I’m going to try really hard not to do that.
I don’t know if it’ll be possible to avoid. Like all of us, I have thoughts about things that are happening in the world on a regular basis, and I like to say them, even when I know they are not very original or interesting. But I’m going to try to keep from talking about the sandwich I ate for lunch, unless it’s objectively very good or I get a visitation from a dead relative while I’m eating it.
Why have I done this to myself? The initial idea was ‘it’ll be a way to get things out to at least some readers that for whatever reason can’t get placed in other sites.’ I do some writing for print and online sites, but some of what I write on the relevant topics for those sites doesn’t fit right in any of them, and I would like to get it out anyway. (One of those is scheduled for the start of the coming week). ‘Get it out’ means ‘Not have the sinking feeling that I spent time working on something and polishing it just for it to sit on my computer.’
Then I also thought ‘It’ll be a trap to make me write more, at least if I can get a few people to subscribe to it.’ I am lazy. I admit it. I have sketches of a trillion things sitting around that I never finished, and I produce more of them all the time. The scraps problem is, I think, one every writer has to deal with. The notebooks. But a little more effort to get some of that from the notebooks and in front of at least a few sets of eyes.
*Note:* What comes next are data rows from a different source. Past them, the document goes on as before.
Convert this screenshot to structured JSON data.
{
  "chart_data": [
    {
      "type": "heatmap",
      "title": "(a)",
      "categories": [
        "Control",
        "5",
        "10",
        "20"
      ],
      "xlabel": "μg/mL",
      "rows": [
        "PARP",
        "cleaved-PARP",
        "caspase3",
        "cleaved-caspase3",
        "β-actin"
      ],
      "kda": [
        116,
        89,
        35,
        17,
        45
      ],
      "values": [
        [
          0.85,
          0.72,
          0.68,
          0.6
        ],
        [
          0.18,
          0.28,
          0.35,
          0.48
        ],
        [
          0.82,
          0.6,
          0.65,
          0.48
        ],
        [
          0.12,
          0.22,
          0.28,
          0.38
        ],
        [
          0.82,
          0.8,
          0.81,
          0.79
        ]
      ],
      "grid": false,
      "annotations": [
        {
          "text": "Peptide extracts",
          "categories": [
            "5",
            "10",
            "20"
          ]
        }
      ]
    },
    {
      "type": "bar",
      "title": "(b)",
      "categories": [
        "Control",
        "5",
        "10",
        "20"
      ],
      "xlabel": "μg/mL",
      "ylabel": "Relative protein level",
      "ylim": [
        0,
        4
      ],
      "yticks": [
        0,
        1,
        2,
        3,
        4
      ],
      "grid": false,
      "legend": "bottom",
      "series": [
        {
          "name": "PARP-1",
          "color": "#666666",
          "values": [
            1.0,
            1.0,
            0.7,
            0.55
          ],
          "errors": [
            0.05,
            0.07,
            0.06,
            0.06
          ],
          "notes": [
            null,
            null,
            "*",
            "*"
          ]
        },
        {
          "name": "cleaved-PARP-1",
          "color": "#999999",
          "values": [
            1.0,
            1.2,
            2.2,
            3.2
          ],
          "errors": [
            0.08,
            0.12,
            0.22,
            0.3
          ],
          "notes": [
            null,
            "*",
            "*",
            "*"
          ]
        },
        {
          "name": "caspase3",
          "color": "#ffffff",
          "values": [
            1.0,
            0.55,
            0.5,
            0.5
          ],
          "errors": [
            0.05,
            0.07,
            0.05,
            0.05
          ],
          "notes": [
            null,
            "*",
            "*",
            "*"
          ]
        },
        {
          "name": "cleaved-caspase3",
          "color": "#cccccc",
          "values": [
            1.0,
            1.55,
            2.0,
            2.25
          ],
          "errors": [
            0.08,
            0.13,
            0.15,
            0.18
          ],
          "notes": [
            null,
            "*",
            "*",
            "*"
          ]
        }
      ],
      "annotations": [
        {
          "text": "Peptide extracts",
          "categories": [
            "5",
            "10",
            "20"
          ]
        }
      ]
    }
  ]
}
And even if I don’t get as much polished, ‘finished’ stuff up here as I’m foolishly hoping right now, it can be studio, a workshop for dropping some of that in-progress writing, especially some of the genre-phobic stuff of which I write an increasing amount (is it fiction? is it autobiography? is it philosophical reflection? no, maybe, I don’t know).
I’m not going to censor much, other than in the sense of not saying some of the things sufficiently scandalous to destroy my career that are in my brain almost daily. But I’m going to try to just put something up here on a more or less daily basis, and I’m not going to be much concerned with polish or completeness, at least some of the time. It’s a form of exercise. I am old, and I need now, more than ever, to try to keep myself from falling completely apart by doing something regularly.
I hope it’s not boring. If it is, unsub and I won’t hold it against you, I promise.
Maybe I’ll get sick of this and burn out in short order. We shall see. A little experiment.